BTW what is boosting?
Two common terms used in ML is Bagging & Boosting
Bagging: It is an approach where you take random samples of data, build learning algorithms and take simple means to find bagging probabilities.
Boosting: Boosting is similar, however the selection of sample is made more intelligently. We subsequently give more and more weight to hard to classify observations.
In broad terms, it’s the efficiency, accuracy and feasibility of this algorithm.

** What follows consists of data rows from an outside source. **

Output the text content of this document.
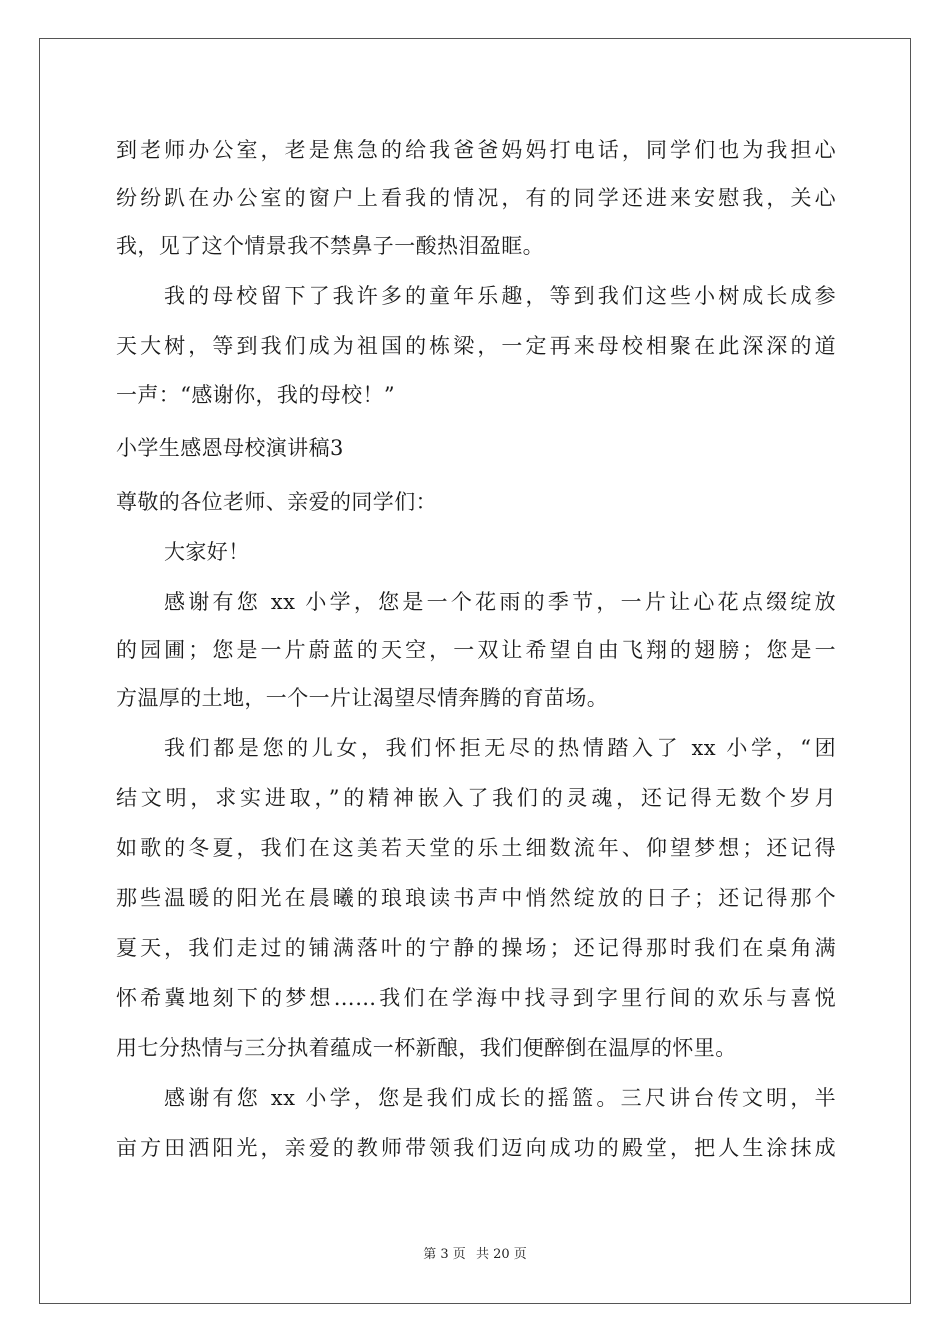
到老师办公室，老是焦急的给我爸爸妈妈打电话，同学们也为我担心
纷纷趴在办公室的窗户上看我的情况，有的同学还进来安慰我，关心
我，见了这个情景我不禁鼻子一酸热泪盈眶。
我的母校留下了我许多的童年乐趣，等到我们这些小树成长成参
天大树，等到我们成为祖国的栋梁，一定再来母校相聚在此深深的道
一声：“感谢你，我的母校！”
小学生感恩母校演讲稿3
尊敬的各位老师、亲爱的同学们：
大家好！
感谢有您 xx 小学，您是一个花雨的季节，一片让心花点缀绽放
的园圃；您是一片蔚蓝的天空，一双让希望自由飞翔的翅膀；您是一
方温厚的土地，一个一片让渴望尽情奔腾的育苗场。
我们都是您的儿女，我们怀拒无尽的热情踏入了 xx 小学，“团
结文明，求实进取，”的精神嵌入了我们的灵魂，还记得无数个岁月
如歌的冬夏，我们在这美若天堂的乐土细数流年、仰望梦想；还记得
那些温暖的阳光在晨曦的琅琅读书声中悄然绽放的日子；还记得那个
夏天，我们走过的铺满落叶的宁静的操场；还记得那时我们在桌角满
怀希冀地刻下的梦想……我们在学海中找寻到字里行间的欢乐与喜悦
用七分热情与三分执着蕴成一杯新酿，我们便醉倒在温厚的怀里。
感谢有您 xx 小学，您是我们成长的摇篮。三尺讲台传文明，半
亩方田洒阳光，亲爱的教师带领我们迈向成功的殿堂，把人生涂抹成
第 3 页 共 20 页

It has both linear model solver and tree learning algorithms. So, what makes it fast is its capacity to do parallel computation on a single machine.
It also has additional features for doing cross validation and finding important variables.
Xgboost manages only numeric vectors.
What to do when you have categorical data?
A simple method to convert categorical variable into numeric vector is One Hot Encoding.
We first briefly review the learning objective in tree boosting. For a given data set with n examples and m features a tree ensemble model (shown in Fig. above ) uses K additive functions to predict the output.
It has also been widely adopted by industry users, including Google, Alibaba and Tencent, and various startup companies. According to a popular article in Forbes, xgboost can scale with hundreds of workers (with each worker utilizing multiple processors) smoothly and solve machine learning problems involving Terabytes of real world data.